Jersey law firm denies overbilling Parish of St Helier for publicly funded work

Following lengthy political debate, allegations of overbilling by Jersey law firm Olsens by up to 300 per cent are due to be scrutinised by a former senior costs master.

The ex-English senior costs master, Martin Ellis, will soon visit the island to investigate Olsens' £150,000 bill.

An independent analysis of one of the firm's publicly funded cases states that it should have billed between £50,000 and £75,000.

The report questioned why the firm felt it necessary to employ 16 fee-earners and charge excessive hourly fees on the case, in which it defended two former police officers. In response, Olsens claimed to have had only 10 lawyers on the case at any one time and thoroughly refutes the overcharging allegations.

According to a report produced by independent costs expert Jim Diamond, advocates' rates were between £300 and £325 an hour – equivalent to the amount charged by City lawyers for private commercial work. Hourly rates for secretaries and paralegals were £90 and £120 respectively.

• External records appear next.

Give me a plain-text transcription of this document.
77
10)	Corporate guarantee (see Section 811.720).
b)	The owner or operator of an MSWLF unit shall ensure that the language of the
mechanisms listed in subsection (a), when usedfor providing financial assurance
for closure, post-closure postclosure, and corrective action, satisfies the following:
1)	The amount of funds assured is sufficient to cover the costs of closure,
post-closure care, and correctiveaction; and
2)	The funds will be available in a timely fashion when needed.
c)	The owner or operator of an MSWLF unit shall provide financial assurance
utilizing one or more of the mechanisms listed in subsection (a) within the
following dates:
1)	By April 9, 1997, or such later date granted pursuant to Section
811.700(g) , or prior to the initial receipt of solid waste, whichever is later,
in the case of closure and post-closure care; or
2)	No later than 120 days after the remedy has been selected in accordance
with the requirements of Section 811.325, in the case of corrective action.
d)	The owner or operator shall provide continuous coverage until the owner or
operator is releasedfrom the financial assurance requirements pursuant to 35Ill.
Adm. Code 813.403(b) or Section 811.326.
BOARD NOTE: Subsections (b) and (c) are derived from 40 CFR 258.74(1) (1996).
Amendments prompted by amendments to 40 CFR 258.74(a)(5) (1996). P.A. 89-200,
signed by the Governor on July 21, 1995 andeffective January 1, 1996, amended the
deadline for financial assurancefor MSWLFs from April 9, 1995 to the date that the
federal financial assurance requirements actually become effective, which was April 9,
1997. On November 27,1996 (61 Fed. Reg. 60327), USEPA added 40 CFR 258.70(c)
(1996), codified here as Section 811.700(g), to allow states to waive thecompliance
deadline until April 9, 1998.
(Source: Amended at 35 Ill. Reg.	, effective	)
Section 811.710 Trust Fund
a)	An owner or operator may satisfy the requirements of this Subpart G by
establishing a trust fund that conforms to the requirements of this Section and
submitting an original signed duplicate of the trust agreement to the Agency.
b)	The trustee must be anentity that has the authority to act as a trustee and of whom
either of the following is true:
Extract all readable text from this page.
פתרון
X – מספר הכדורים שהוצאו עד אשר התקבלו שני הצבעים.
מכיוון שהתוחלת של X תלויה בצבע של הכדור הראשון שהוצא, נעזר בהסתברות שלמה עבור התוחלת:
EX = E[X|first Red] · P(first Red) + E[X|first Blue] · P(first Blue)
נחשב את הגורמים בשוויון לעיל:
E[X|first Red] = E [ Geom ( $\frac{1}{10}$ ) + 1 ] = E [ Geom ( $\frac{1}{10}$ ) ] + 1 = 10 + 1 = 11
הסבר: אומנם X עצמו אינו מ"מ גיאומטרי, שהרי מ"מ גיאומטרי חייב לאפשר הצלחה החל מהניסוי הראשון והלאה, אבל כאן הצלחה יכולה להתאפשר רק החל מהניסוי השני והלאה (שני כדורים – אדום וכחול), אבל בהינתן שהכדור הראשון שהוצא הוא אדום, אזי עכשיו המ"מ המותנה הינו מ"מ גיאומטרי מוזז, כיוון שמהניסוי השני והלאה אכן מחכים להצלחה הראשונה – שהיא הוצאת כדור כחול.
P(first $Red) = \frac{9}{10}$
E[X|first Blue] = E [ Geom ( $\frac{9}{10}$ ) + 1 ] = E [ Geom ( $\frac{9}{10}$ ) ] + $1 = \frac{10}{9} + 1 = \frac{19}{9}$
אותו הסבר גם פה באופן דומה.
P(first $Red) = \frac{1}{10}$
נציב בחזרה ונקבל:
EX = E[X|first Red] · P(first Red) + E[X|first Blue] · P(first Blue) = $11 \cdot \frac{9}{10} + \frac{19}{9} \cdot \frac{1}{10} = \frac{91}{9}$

Clive Barton, a partner at international chartered accountancy firm Moore Stephens, said at a meeting at the Parish of St Helier, on behalf of which Olsens was originally instructed, that £27,000 of Olsens' fees were not accounted for in terms of names and narratives.

Anthony Olsen, the firm's managing partner, said it has since accounted for this.

He added: “Mr Diamond's audit said there may have been duplications in our charging. After about one month of going through the files we found no evidence of this. We found one misposting worth £137.50, which should have been charged to another client.”

Olsens was invited by the Jersey Law Society to attend an adjudication into its bill, but the firm declined.

The society has no authority to force the firm to attend. Olsens said it did not attend because it believed the matter to have been finished with, as it had been paid in full.

The parish still has the option of referring the matter to the Royal Court of Jersey for taxation to resolve the costs dispute.

The Jersey Law Society is not an incorporated body and thus has no statutory powers to regulate or discipline, although the island's legislation committee is currently looking at drafting legislation to facilitate this.